Saxo Bank Emtia Stratejisi Başkanı Ole Hansen, bu gelişmeler ışığında altına yönelik gelecek tahminlerini paylaştı. Hansen, altının bugün itibarıyla yüzde 21’lik kazancı karşısında, S&P 500 endeksinin yüzde 15, Nasdaq 100’ün ise yüzde 12,5’in getiri sağladığını belirtti.
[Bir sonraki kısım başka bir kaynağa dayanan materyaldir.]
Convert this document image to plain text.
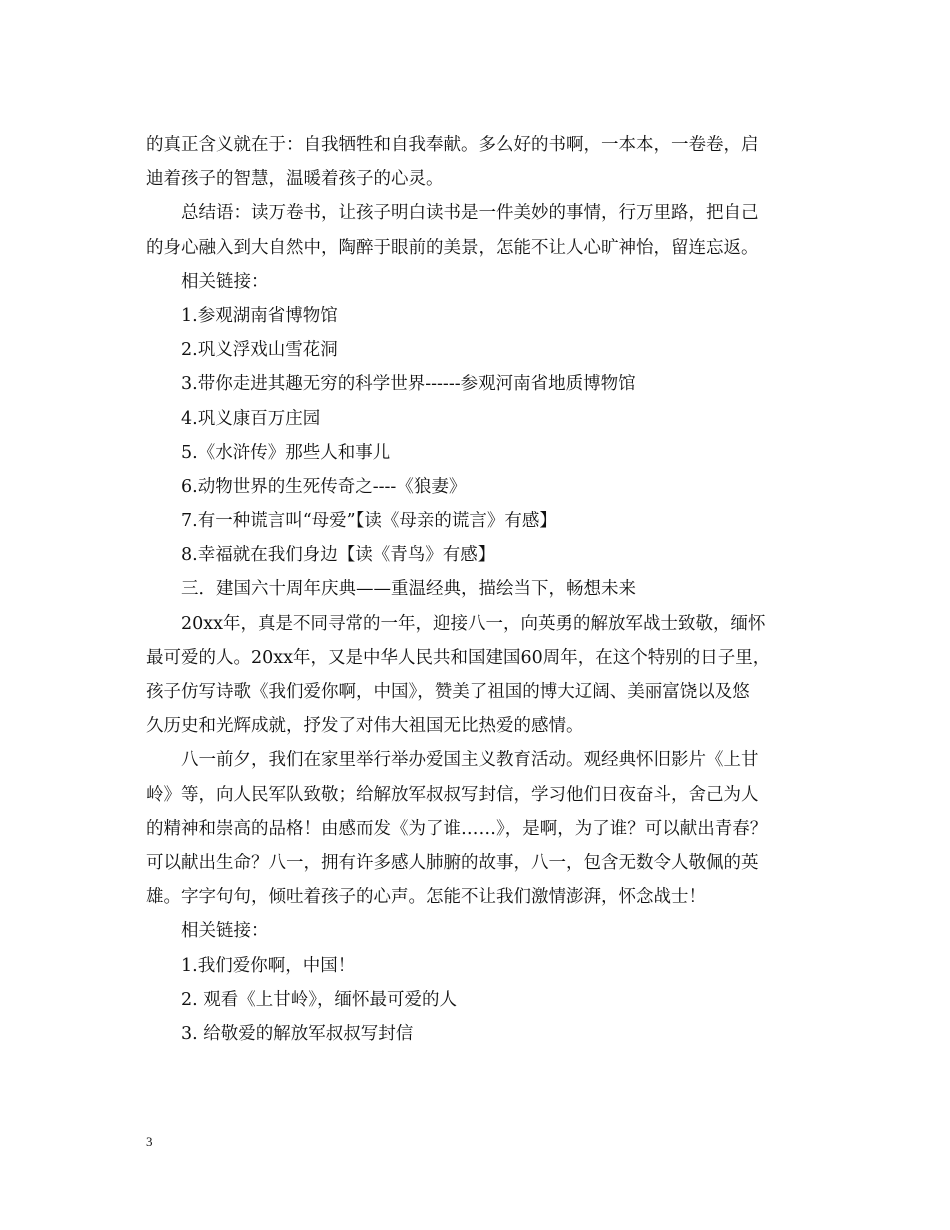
的真正含义就在于：自我牺牲和自我奉献。多么好的书啊，一本本，一卷卷，启
迪着孩子的智慧，温暖着孩子的心灵。
总结语：读万卷书，让孩子明白读书是一件美妙的事情，行万里路，把自己
的身心融入到大自然中，陶醉于眼前的美景，怎能不让人心旷神怡，留连忘返。
相关链接：
1.参观湖南省博物馆
2.巩义浮戏山雪花洞
3.带你走进其趣无穷的科学世界------参观河南省地质博物馆
4.巩义康百万庄园
5.《水浒传》那些人和事儿
6.动物世界的生死传奇之----《狼妻》
7.有一种谎言叫“母爱”【读《母亲的谎言》有感】
8.幸福就在我们身边【读《青鸟》有感】
三．建国六十周年庆典——重温经典，描绘当下，畅想未来
20xx年，真是不同寻常的一年，迎接八一，向英勇的解放军战士致敬，缅怀
最可爱的人。20xx年，又是中华人民共和国建国60周年，在这个特别的日子里，
孩子仿写诗歌《我们爱你啊，中国》，赞美了祖国的博大辽阔、美丽富饶以及悠
久历史和光辉成就，抒发了对伟大祖国无比热爱的感情。
八一前夕，我们在家里举行举办爱国主义教育活动。观经典怀旧影片《上甘
岭》等，向人民军队致敬；给解放军叔叔写封信，学习他们日夜奋斗，舍己为人
的精神和崇高的品格！由感而发《为了谁……》，是啊，为了谁？可以献出青春？
可以献出生命？八一，拥有许多感人肺腑的故事，八一，包含无数令人敬佩的英
雄。字字句句，倾吐着孩子的心声。怎能不让我们激情澎湃，怀念战士！
相关链接：
1.我们爱你啊，中国！
2. 观看《上甘岭》，缅怀最可爱的人
3. 给敬爱的解放军叔叔写封信
3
Altının seçim öncesi ve sonrası dönemde de yükselişini sürdüreceğine dair pek çok etken bulunduğunu belirtti.
ABD seçimlerinin getirdiği politik belirsizliğini mali politikalardaki savurganlıkla birleştiğinde altını daha çekici kıldığını belirten Hansen, “Hem Trump hem de Biden yönetimleri, pandeminin etkisiyle federal harcamaları artırmış ve borç oranını yüzde 120’nin üzerine çıkarmıştı. Bu yüksek borçlanma ve enflasyon riskleri, yatırımcıları güvenli liman arayışına yönlendiriyor.” değerlendirmesinde bulundu.
Altının tarihsel olarak ekonomik dalgalanmalar ve jeopolitik riskler karşısında güvenli bir liman olarak görüldüğünü anımsatan Hansen, “ABD ekonomisinin yavaşlama ihtimali ve tahvil piyasasındaki ters getiri eğrisi de yatırımcıların riskten kaçınma eğilimini güçlendiriyor. Bu durumda, altın daha fazla talep görebilir.” ifadelerini kullandı.
Hansen, ABD seçimleri sonrası ekonomik belirsizliklerin sürmesinin, altına olan talebi artırarak fiyatların daha da yükselmesine yol açabileceğini belirtti.